A distanza di soli cinque giorni dalla trasferta di San Gallo, il FC Lugano è pronto a tornare in campo per affrontare il BSC Young Boys domenica a Berna, in una sfida che mette in palio punti pesanti nella corsa europea. Il pareggio in rimonta per 1-1 ottenuto martedì sera al kybunpark, maturato nonostante l’inferiorità numerica, ha lasciato indicazioni importanti sul carattere della squadra, come sottolineato anche da Mattia Croci-Torti: «…la squadra non ha voluto mollare… dimostriamo carattere… Adesso con grande carica andiamo a Berna». Un segnale forte in vista di un match ravvicinato e impegnativo, al quale i Bianconeri arriveranno però senza Daniel Dos Santos, squalificato dopo l’espulsione rimediata proprio a San Gallo. In classifica il Lugano occupa il terzo posto, con cinque punti di vantaggio proprio sui bernesi e con l’obiettivo chiaro di difendere una posizione che garantirebbe l’accesso alle competizioni europee. Alle spalle, tuttavia, il Basilea incalza a una sola lunghezza, rendendo ogni partita decisiva in questo finale di regular season.

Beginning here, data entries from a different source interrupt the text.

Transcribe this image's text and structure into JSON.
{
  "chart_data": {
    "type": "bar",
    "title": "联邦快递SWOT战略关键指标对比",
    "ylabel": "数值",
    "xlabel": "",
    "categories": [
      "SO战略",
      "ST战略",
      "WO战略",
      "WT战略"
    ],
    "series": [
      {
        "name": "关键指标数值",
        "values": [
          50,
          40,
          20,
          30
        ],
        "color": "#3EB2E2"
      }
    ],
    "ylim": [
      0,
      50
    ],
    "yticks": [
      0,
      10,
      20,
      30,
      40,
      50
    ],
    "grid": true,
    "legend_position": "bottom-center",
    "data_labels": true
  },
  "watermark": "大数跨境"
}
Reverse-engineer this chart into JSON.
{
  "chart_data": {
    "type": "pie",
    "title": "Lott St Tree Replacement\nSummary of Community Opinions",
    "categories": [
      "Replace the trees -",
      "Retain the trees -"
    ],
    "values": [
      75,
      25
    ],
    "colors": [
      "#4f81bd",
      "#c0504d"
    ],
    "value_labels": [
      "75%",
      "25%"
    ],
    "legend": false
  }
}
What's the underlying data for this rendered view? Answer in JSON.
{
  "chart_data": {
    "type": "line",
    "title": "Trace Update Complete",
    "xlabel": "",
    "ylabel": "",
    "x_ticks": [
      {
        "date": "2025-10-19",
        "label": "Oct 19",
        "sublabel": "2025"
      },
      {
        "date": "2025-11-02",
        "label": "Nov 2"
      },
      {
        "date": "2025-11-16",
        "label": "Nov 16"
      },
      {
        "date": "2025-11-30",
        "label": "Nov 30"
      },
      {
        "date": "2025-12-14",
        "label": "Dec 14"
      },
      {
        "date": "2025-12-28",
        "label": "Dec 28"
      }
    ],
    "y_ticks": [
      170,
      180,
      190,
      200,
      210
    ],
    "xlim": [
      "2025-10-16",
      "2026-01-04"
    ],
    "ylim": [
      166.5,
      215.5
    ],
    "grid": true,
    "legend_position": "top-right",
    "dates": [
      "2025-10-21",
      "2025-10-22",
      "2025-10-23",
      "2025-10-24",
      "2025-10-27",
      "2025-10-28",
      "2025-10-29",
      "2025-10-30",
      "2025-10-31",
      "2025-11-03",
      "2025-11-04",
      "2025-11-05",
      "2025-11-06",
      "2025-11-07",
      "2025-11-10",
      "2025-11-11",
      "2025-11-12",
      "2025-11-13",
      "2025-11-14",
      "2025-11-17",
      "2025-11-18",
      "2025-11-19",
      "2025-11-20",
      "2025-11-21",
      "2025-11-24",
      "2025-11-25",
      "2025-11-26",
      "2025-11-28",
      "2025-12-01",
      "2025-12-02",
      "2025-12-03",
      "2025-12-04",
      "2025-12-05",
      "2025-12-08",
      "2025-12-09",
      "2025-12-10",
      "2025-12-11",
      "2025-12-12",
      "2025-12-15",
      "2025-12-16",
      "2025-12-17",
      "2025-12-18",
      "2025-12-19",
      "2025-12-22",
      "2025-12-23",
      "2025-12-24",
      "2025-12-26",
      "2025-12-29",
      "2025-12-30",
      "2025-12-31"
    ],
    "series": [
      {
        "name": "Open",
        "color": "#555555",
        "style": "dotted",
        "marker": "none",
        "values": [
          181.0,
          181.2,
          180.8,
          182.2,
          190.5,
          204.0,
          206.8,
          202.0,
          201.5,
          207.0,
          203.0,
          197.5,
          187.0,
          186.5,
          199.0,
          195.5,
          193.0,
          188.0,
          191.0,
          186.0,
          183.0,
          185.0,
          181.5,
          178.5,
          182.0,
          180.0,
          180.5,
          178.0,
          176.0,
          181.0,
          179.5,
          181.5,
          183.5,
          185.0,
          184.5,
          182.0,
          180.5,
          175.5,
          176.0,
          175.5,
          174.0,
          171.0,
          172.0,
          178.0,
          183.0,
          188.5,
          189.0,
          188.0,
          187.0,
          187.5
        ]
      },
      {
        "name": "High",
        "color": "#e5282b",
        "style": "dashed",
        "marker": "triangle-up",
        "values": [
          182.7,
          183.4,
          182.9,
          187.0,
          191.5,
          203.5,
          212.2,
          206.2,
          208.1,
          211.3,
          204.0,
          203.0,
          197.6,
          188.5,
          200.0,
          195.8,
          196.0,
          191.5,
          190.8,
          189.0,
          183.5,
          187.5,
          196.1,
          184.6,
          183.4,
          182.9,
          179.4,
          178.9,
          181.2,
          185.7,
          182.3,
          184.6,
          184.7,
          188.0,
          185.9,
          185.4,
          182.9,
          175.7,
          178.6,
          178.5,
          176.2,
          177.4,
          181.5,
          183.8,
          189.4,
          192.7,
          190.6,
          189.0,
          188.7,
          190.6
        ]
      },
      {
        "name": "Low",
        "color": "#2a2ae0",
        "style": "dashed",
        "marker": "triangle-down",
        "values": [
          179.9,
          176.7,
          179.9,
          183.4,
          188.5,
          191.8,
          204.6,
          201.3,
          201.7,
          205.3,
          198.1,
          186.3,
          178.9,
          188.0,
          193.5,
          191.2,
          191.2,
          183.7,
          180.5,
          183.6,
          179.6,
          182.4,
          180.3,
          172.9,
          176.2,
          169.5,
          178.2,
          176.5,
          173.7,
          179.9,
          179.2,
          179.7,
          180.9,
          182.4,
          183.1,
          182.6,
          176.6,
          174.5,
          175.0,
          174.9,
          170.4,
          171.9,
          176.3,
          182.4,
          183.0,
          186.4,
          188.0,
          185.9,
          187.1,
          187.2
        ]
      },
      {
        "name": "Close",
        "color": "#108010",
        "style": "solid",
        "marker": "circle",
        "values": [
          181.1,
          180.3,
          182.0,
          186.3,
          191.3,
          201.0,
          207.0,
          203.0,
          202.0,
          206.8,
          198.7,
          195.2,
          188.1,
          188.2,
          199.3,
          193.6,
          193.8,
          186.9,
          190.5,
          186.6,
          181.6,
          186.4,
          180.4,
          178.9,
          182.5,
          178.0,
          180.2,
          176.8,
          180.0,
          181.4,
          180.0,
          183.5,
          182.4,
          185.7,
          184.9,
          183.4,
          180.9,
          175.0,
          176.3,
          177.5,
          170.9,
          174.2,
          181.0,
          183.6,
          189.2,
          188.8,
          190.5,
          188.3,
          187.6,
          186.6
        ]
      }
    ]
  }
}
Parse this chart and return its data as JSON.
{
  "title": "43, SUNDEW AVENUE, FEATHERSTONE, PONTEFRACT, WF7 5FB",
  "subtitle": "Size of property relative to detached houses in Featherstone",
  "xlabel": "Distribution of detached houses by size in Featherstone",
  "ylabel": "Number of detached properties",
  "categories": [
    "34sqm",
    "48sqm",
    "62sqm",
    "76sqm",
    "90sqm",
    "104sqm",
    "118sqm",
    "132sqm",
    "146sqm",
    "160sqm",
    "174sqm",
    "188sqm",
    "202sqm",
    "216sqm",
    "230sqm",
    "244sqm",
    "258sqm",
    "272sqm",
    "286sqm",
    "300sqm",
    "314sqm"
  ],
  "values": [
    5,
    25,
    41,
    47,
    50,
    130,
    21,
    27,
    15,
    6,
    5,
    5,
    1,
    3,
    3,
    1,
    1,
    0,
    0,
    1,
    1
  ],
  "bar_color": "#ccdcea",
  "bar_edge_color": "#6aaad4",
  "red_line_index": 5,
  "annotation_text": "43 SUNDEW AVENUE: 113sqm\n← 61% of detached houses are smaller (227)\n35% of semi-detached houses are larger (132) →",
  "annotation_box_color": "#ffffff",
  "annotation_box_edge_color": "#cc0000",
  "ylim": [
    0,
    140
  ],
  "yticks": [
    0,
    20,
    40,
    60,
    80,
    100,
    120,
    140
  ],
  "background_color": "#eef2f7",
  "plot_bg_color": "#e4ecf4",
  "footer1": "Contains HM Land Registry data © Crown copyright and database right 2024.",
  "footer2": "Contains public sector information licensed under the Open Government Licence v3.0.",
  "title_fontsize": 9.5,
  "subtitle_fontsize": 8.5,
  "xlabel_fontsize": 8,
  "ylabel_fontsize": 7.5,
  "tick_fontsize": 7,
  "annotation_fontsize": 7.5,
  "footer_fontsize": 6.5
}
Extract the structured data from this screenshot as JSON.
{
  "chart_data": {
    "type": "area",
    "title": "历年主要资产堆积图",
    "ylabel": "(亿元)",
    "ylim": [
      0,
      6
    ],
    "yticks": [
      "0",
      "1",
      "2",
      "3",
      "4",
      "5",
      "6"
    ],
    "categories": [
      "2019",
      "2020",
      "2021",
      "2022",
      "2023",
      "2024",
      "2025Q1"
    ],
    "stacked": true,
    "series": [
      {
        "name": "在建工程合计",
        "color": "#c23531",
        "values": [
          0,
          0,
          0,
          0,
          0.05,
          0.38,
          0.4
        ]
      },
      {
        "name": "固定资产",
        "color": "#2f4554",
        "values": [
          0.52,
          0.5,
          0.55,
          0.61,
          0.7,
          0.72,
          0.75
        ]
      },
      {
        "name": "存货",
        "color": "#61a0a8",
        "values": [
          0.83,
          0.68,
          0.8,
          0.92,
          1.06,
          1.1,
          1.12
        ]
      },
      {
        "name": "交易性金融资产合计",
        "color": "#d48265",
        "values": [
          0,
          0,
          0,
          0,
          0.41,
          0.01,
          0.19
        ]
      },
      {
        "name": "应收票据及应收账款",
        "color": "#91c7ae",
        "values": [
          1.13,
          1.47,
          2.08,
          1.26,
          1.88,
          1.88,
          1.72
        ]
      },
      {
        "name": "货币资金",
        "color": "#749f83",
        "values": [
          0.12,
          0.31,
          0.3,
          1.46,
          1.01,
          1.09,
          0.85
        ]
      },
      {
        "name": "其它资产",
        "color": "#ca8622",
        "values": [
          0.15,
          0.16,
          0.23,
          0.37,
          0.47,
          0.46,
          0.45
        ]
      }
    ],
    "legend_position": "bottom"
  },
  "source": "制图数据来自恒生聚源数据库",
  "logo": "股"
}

Dall’altra parte, lo Young Boys si presenta all’appuntamento forte del successo esterno per 2-0 ottenuto a Losanna e con la concreta possibilità di riaprire la corsa al terzo posto. La formazione di Gerardo Seoane ha alternato prestazioni convincenti a passaggi a vuoto nel corso del campionato, come testimoniano le tre vittorie e le due sconfitte nelle ultime cinque uscite, un andamento che rende la sfida di domenica aperta a diversi scenari. Anche i precedenti stagionali confermano questo equilibrio: se ad agosto a Berna erano stati i gialloneri a imporsi per 3-1, a dicembre a Cornaredo era arrivata la netta risposta dei Bianconeri con un 3-0.
In un contesto così incerto e competitivo, la trasferta della capitale rappresenta quindi un passaggio chiave per il Lugano, chiamato a ritrovare continuità e a rilanciare con decisione la propria ambizione europea.